If I could design a lab from scratch, here's what I would think about (I teach inorganic in an organic lab, so have some of this is what I have):

House vac, Air, water, and a gas tap that can be fed from a tank  you install in a corner/closet. That way, you can hook up an N2 or Ar tank and all of the hoods can use it. You can hook up methane if you want to do glassblowing. I would want no more than 2 students per hood. 

Dedicated locking drawers for students to store compounds and equipment when not in lab (so their stuff isn't shared/disturbed)

Central island with plenty of space to put various things. 

Vac oven (we don't have one in lab, so I take the students compounds to my research lab when they need to be dried overnight in a vac oven).

Hood specifically for chemicals/solvents for the lab, hood specificially for waste (standard in ochem lab, but something to remember to include). 

Rotovap or two, multiple balances (3-4). 

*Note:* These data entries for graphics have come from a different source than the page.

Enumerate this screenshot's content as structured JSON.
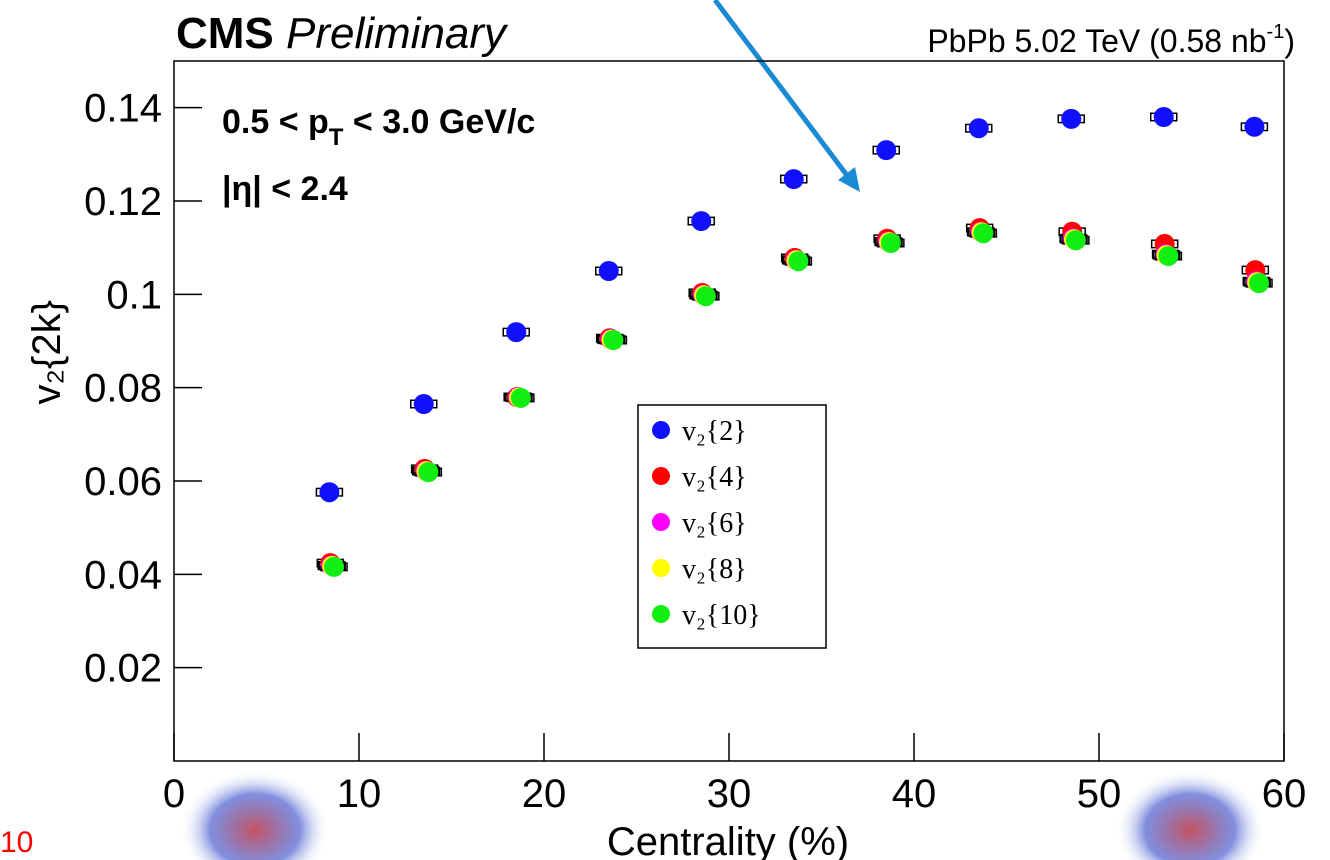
{
  "chart_data": {
    "type": "scatter",
    "title_bold": "CMS",
    "title_italic": "Preliminary",
    "dataset": {
      "main": "PbPb 5.02 TeV (0.58 nb",
      "sup": "-1",
      "end": ")"
    },
    "cut_pt": {
      "a": "0.5 < p",
      "sub": "T",
      "b": " < 3.0 GeV/c"
    },
    "cut_eta": "|η| < 2.4",
    "x_label": "Centrality (%)",
    "y_label": "v₂{2k}",
    "slide_number": "10",
    "xlim": [
      0,
      60
    ],
    "ylim": [
      0,
      0.15
    ],
    "xticks": [
      0,
      10,
      20,
      30,
      40,
      50,
      60
    ],
    "yticks": [
      0.02,
      0.04,
      0.06,
      0.08,
      {
        "value": 0.1,
        "label": "0.1"
      },
      0.12,
      0.14
    ],
    "series": [
      {
        "name": "v₂{2}",
        "color": "#1010ff",
        "x": [
          8.4,
          13.5,
          18.5,
          23.5,
          28.5,
          33.5,
          38.5,
          43.5,
          48.5,
          53.5,
          58.4
        ],
        "values": [
          0.0576,
          0.0765,
          0.0919,
          0.105,
          0.1157,
          0.1247,
          0.1309,
          0.1356,
          0.1376,
          0.138,
          0.1359
        ],
        "syst": [
          0.0008,
          0.0008,
          0.0008,
          0.0008,
          0.0008,
          0.0008,
          0.0008,
          0.0008,
          0.0008,
          0.0008,
          0.0008
        ]
      },
      {
        "name": "v₂{4}",
        "color": "#ff0000",
        "x": [
          8.45,
          13.55,
          18.55,
          23.55,
          28.55,
          33.55,
          38.55,
          43.55,
          48.55,
          53.55,
          58.45
        ],
        "values": [
          0.0424,
          0.0626,
          0.078,
          0.0906,
          0.1003,
          0.1078,
          0.1119,
          0.1142,
          0.1134,
          0.1108,
          0.1052
        ],
        "syst": [
          0.0008,
          0.0008,
          0.0008,
          0.0008,
          0.0008,
          0.0008,
          0.0008,
          0.0008,
          0.0008,
          0.0008,
          0.0008
        ]
      },
      {
        "name": "v₂{6}",
        "color": "#ff00ff",
        "x": [
          8.5,
          13.6,
          18.6,
          23.6,
          28.6,
          33.6,
          38.6,
          43.6,
          48.6,
          53.6,
          58.5
        ],
        "values": [
          0.0419,
          0.0622,
          0.078,
          0.0904,
          0.0999,
          0.1074,
          0.1113,
          0.1134,
          0.112,
          0.1086,
          0.1028
        ],
        "syst": [
          0.0008,
          0.0008,
          0.0008,
          0.0008,
          0.0008,
          0.0008,
          0.0008,
          0.0008,
          0.0008,
          0.0008,
          0.0008
        ]
      },
      {
        "name": "v₂{8}",
        "color": "#ffff00",
        "x": [
          8.55,
          13.65,
          18.65,
          23.65,
          28.65,
          33.65,
          38.65,
          43.65,
          48.65,
          53.65,
          58.55
        ],
        "values": [
          0.0418,
          0.0621,
          0.0779,
          0.0903,
          0.0998,
          0.1073,
          0.1112,
          0.1133,
          0.1118,
          0.1084,
          0.1026
        ],
        "syst": [
          0.0008,
          0.0008,
          0.0008,
          0.0008,
          0.0008,
          0.0008,
          0.0008,
          0.0008,
          0.0008,
          0.0008,
          0.0008
        ]
      },
      {
        "name": "v₂{10}",
        "color": "#11ee11",
        "x": [
          8.65,
          13.75,
          18.75,
          23.75,
          28.75,
          33.75,
          38.75,
          43.75,
          48.75,
          53.75,
          58.65
        ],
        "values": [
          0.0416,
          0.0619,
          0.0778,
          0.0902,
          0.0996,
          0.1071,
          0.111,
          0.1131,
          0.1116,
          0.1082,
          0.1024
        ],
        "syst": [
          0.0008,
          0.0008,
          0.0008,
          0.0008,
          0.0008,
          0.0008,
          0.0008,
          0.0008,
          0.0008,
          0.0008,
          0.0008
        ]
      }
    ]
  }
}
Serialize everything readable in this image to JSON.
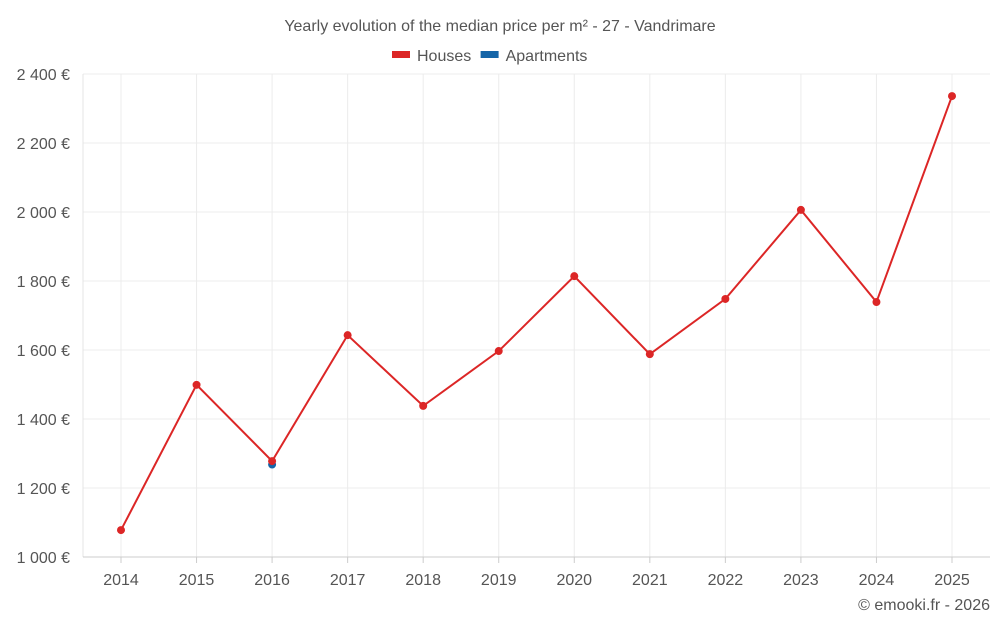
{
  "chart_data": {
    "type": "line",
    "title": "Yearly evolution of the median price per m² - 27 - Vandrimare",
    "categories": [
      "2014",
      "2015",
      "2016",
      "2017",
      "2018",
      "2019",
      "2020",
      "2021",
      "2022",
      "2023",
      "2024",
      "2025"
    ],
    "series": [
      {
        "name": "Houses",
        "color": "#dc2626",
        "values": [
          1078,
          1499,
          1278,
          1643,
          1438,
          1597,
          1814,
          1588,
          1748,
          2006,
          1739,
          2336
        ]
      },
      {
        "name": "Apartments",
        "color": "#1565a8",
        "values": [
          null,
          null,
          1268,
          null,
          null,
          null,
          null,
          null,
          null,
          null,
          null,
          null
        ]
      }
    ],
    "ylim": [
      1000,
      2400
    ],
    "yticks": [
      1000,
      1200,
      1400,
      1600,
      1800,
      2000,
      2200,
      2400
    ],
    "ytick_labels": [
      "1 000 €",
      "1 200 €",
      "1 400 €",
      "1 600 €",
      "1 800 €",
      "2 000 €",
      "2 200 €",
      "2 400 €"
    ],
    "xlabel": "",
    "ylabel": "",
    "grid": true,
    "legend": "top-center",
    "credit": "© emooki.fr - 2026"
  }
}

Close to instrumentation rooms (NMR, GC, IR, UV-Vis, etc), and have dedicated NMR tubes, GC vials, cuvettes and IR cells just for the inorganic lab. Don't have any plastic UV-Vis cells around because they will put organic solvents in them and melt them. 

Have dedicated frits and similar glassware just for the lab (they get really dirty and you need to basically aqua regia them at the end of the quarter). If they share them, the organic students get random colors like purple (porphyrin lab) in their stuff. 

Plenty of moving whiteboards to write on. 

I wish I had a microscope w/camera in lab so students could look at their compounds/take pictures when they make them. Especialliy good if you are having them do crystallizations. 

So far I have not done schlenk work (havent found a lab that I like for the group yet), but I am working on incorporating that in.